My personal path at the moment is that I'm using Adobe's product, Adobe Premiere. I don't feel comfortable using Final Cut X, partly because I was so emotionally bruised by the experience. It was as if I was – again, the piano metaphor – as if I was playing the piano, and somebody came down and closed the fallboard on my hands as I was playing it, because not only did they introduce Final Cut X, but they took away support for Final Cut 7.
So they simultaneously zombified abandonware Final Cut 7, which was no longer... It was just a piece of floating software that you could use it, but it wasn't being maintained or brought up to date to any new things. And they pointed you in the direction of this other software, which I felt was like saying, 'We're disconnecting the plumbing to the house you have been living in, and there's a nice house over there', and I looked at it and I said, 'Yes, but it... I don't see any roof on that house yet.' 'We'll get there. You'll love it.'
So my response at the moment is to be using Adobe Premiere. And I'm new to it. I've been using it for the last year or so. Still, every day, learning new things about it, which you would expect. I mean, in fact, I was learning new things about Final Cut even after using it for seven, eight years. The good thing about Premiere so far for me, other than the fact that it's a very pleasant environment – I like the feel of the keys, so to speak – is that there's a good relationship between myself and other editors, and the people who are running the software at the corporate level, and the engineers who do the actual code writing.

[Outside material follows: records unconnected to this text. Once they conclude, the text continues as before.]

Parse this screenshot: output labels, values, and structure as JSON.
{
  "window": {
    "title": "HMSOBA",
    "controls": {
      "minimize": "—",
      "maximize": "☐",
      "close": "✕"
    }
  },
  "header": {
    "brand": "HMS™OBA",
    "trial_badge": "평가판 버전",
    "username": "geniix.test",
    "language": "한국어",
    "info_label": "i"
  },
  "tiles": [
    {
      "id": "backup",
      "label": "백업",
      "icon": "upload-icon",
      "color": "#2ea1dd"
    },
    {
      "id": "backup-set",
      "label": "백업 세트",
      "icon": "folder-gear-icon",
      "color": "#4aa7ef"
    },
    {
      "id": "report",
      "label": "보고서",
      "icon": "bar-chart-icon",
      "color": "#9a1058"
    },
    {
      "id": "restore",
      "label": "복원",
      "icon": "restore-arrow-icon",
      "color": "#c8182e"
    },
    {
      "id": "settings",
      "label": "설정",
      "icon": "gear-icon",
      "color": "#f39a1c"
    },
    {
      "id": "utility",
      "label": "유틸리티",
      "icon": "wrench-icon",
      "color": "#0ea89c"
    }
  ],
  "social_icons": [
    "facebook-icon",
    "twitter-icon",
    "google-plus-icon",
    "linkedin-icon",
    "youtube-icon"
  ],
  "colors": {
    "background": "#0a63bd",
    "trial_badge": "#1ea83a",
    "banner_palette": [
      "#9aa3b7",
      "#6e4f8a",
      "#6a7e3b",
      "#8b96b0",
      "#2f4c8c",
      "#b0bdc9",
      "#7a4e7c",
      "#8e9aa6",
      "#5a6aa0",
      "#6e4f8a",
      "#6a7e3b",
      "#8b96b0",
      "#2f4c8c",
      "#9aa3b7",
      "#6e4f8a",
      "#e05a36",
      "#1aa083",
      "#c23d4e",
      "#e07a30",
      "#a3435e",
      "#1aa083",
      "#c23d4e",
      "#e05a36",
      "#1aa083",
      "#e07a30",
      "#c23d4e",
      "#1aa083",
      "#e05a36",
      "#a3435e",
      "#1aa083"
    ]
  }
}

And they encourage filmmakers to say, 'It would be good if you did this and that, the other thing.' And so they're listening... We feel that they're listening to us, and actually implementing suggestions that we make.

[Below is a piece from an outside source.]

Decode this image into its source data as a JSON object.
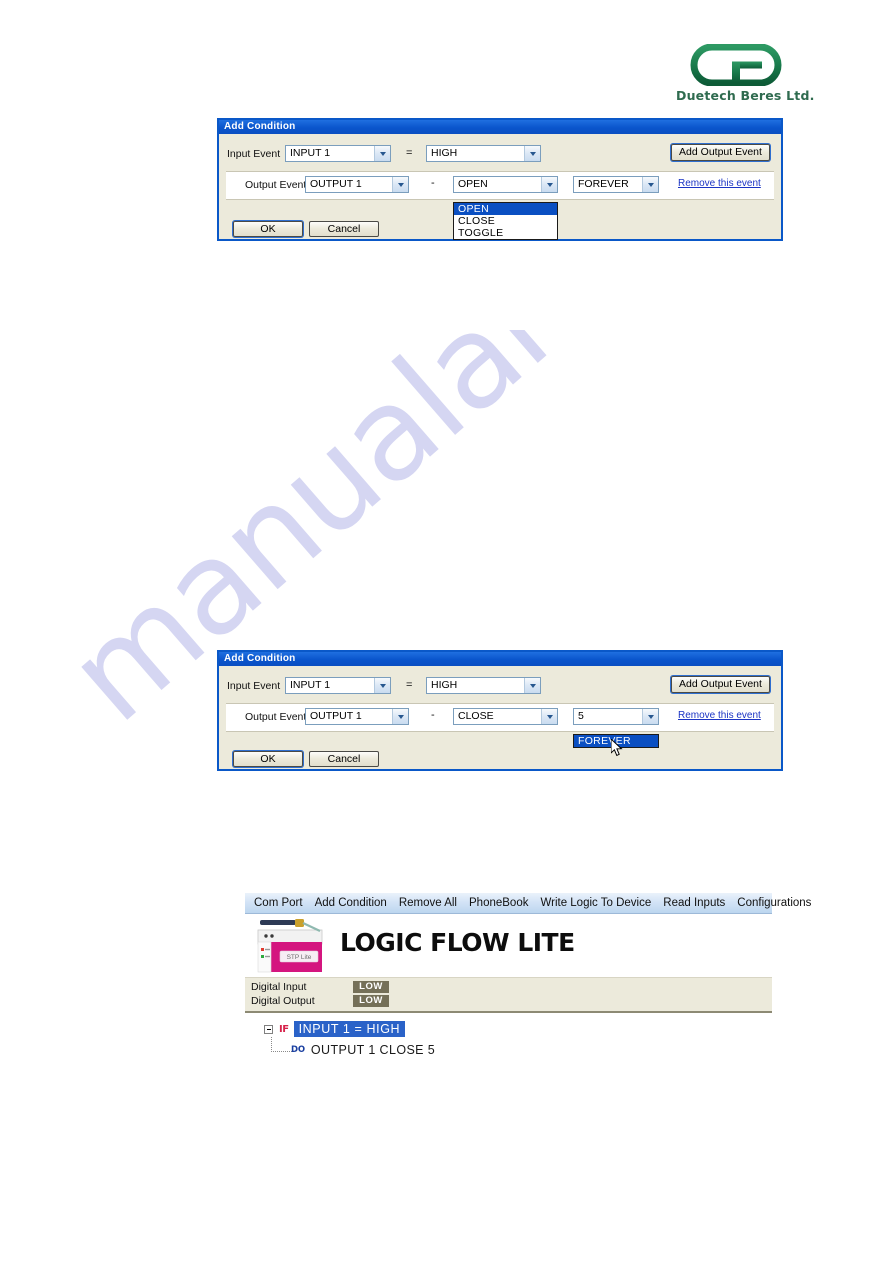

And the turnaround for their software is that they certainly issue new updates, major updates every six months, maybe every four months during the year, so maybe two or three times a year, rather than our previous experience, which is you have to wait probably a year and a half or two years between major rewrites of the program. So there's a quick turnover. And we feel, I think correctly, that we're being listened to. And so far, that's a very good sign. At least it's very healthy, I think, that now we have three options to choose from. Ironically, they all begin with A. There's Avid, Apple, or Adobe. And you, as an editor, you can choose which piano, so to speak, you want to use, depending on your own preferences and the needs of the particular project that you're working on.
It means that you, to really be effective in that environment, you have to know how to play each of these things, so it's more work, and keeping on top of all the changes. But that... Again, that's the environment that we're in, is very changeable at the moment, and probably for the next, certainly, the next five years, which is about as long as we can see into the future at the moment.